Sharp president Takashi Okuda said that panels will begin to ship next month, bringing a glimmer of hope to investors.
Apple might as well fess up now and admit that its iPhone 5 — or whatever the gadget will be called — is on the way in September. The cat is out of the bag, and now even Japan’s Sharp Corp. is admitting to some degree that the highly-rumored iOS smartphone is on the way. The admittance was offered up to the press in Tokyo on Thursday after the company released its latest quarterly earnings.
“Shipments will start in August,” Sharp’s new president, Takashi Okuda, said. He reportedly declined to give a more specific date for shipments beyond that point, nor did he actually comment on Sharp’s relationship with Apple. But as Reuters states, these screens are widely known to be headed for the new iPhone.
The other two suppliers of the panels are LG Display Co Ltd and Japan Display Inc.
As reported earlier, Apple is supposedly revealing the new iPhone 5, the iPad Mini and new iPod devices on September 12. The phone itself is supposedly slated for a September 21 release, and so far there’s no word of when exactly the rumored 7-inch iPad tablet will hit retail shelves although there’s talk it may hit the market at the same time.

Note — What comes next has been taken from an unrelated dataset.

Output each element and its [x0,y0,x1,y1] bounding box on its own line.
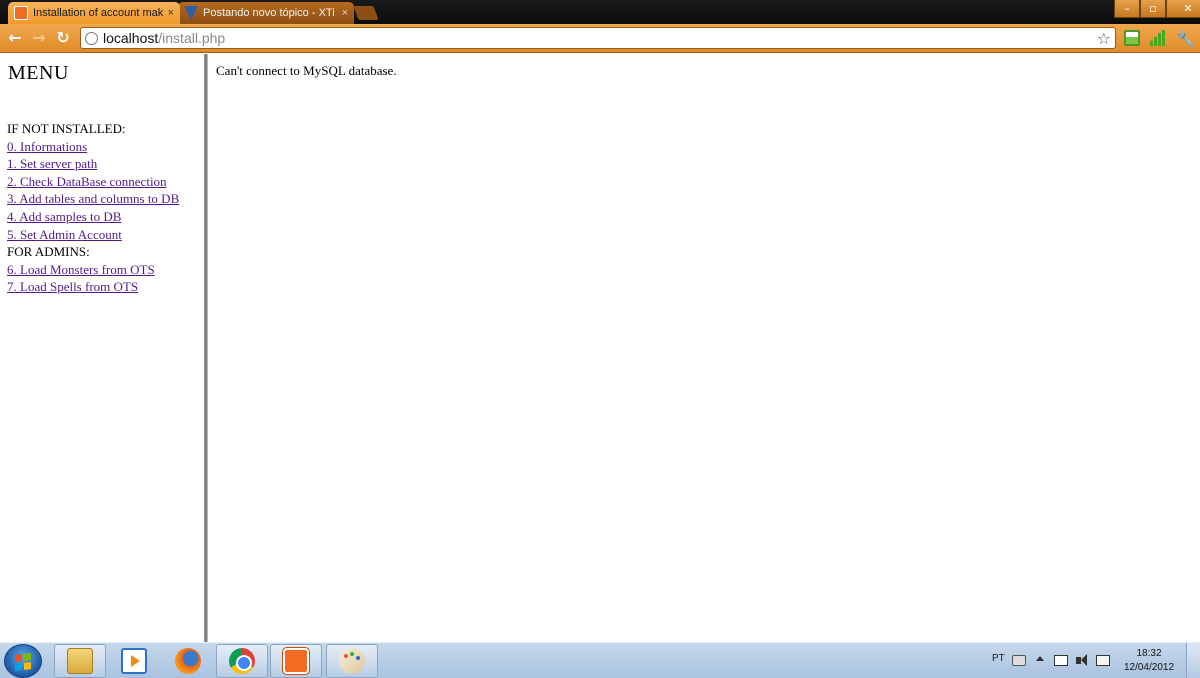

The latest smartphone will reportedly come packed with 30-percent larger screen than the current iPhone. measuring 4-inches from corner to corner. Its closest competitor, the Android-powered Samsung Galaxy S III, sports a 4.8-inch HD Super AMOLED screen protected by Corning Gorilla Glass 2.
The iPhone 5’s screen will also reportedly be thinner than previous versions, using in-cell panels. This technology embeds touch sensors into the liquid crystal display itself, eliminating the touch-screen layer used in the current iPhone models. The phone will reportedly be thinner overall and sport a metal back.
Okuda’s mention of the iPhone 5 display shipments was believed to serve as a distraction from Sharp’s “disappointing” quarterly earnings. The company reported a fiscal first quarter loss of around $1.76 billion, and a plan to eliminate 5,000 jobs by the end of the fiscal year (March 2018). The company now projects a $3.18 billion loss for the fiscal year ending March 2018, up from a previous estimated loss of around $382 million.